Translators of the Hebrew scriptures into Greek or English must consider how to render a Semitic language into an Indo-European language, which is not always straightforward. In addition, there are variant readings of the Hebrew scriptures. Before about 100 CE there did not exist a single standard version of the various Hebrew scrolls read as scripture by the Jews. It is misleading, therefore, to refer to the "canon" of the Jewish scriptures, or the Old Testament, before this date.
When Jewish scriptures were written on scrolls they did not have a set order, for no single scroll contained all the texts. However, the Prophets were read after the Torah and before the Writings. When the church in the fourth century created its canon, it changed this order by placing the Prophets after the Writings. In Christian scripture the story of God moves from the giving of the law to Israel, to psalms and reflections on the law, and then to the prophetic witness that judges Israel and hopes for renewal of the covenant.

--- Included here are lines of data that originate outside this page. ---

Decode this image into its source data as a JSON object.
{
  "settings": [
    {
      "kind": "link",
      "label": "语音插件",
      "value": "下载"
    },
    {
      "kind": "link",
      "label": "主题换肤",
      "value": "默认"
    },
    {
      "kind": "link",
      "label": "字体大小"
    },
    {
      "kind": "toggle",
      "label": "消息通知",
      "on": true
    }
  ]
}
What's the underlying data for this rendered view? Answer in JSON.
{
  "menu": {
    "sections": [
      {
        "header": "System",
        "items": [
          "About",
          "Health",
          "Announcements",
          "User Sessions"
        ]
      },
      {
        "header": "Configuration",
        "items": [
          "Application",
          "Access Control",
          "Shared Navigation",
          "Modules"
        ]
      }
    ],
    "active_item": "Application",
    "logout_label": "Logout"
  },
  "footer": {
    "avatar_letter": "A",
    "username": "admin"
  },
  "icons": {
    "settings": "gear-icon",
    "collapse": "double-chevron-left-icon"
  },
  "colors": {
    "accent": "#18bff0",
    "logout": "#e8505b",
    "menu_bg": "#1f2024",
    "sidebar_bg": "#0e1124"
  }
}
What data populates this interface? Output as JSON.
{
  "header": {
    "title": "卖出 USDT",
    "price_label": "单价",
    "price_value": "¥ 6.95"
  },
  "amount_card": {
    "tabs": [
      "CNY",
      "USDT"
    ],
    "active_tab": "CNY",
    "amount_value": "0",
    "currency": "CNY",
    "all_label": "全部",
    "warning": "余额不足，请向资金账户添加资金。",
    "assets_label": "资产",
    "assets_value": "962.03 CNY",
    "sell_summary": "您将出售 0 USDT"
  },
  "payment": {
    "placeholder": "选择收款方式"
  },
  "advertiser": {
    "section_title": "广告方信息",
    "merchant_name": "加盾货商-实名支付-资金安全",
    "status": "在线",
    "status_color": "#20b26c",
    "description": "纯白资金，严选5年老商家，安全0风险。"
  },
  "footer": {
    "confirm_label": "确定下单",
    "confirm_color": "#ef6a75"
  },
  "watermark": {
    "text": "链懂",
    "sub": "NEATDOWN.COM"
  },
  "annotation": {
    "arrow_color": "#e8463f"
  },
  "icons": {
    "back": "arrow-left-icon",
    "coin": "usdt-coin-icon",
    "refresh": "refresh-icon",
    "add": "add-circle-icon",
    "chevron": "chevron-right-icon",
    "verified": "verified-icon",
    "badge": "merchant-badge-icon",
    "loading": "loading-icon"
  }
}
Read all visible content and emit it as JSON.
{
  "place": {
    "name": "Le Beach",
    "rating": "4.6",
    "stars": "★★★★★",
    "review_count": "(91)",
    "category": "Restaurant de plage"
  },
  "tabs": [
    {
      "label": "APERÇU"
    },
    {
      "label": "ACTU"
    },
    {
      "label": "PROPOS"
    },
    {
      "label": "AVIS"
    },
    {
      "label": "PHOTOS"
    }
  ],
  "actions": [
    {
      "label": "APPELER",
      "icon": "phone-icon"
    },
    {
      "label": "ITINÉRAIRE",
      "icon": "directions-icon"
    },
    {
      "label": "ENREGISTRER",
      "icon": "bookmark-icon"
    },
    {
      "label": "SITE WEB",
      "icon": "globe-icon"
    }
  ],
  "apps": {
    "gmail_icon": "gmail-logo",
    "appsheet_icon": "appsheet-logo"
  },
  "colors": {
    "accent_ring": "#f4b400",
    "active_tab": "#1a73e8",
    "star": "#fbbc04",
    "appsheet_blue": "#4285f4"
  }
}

At the time of the Reformation Protestant translators of the Christian Bible used the Hebrew canon established about 100 CE for the Old Testament, rather than the Septuagint. This is why Protestant Bibles do not contain all the Old Testament books that are in Roman Catholic Bibles, which based the Old Testament on the books included in the Septuagint read by first century Jews and Christians. Protestants refer to the books in the Septuagint, which are excluded from the Old Testament in Protestant Bibles, as the Apocrypha.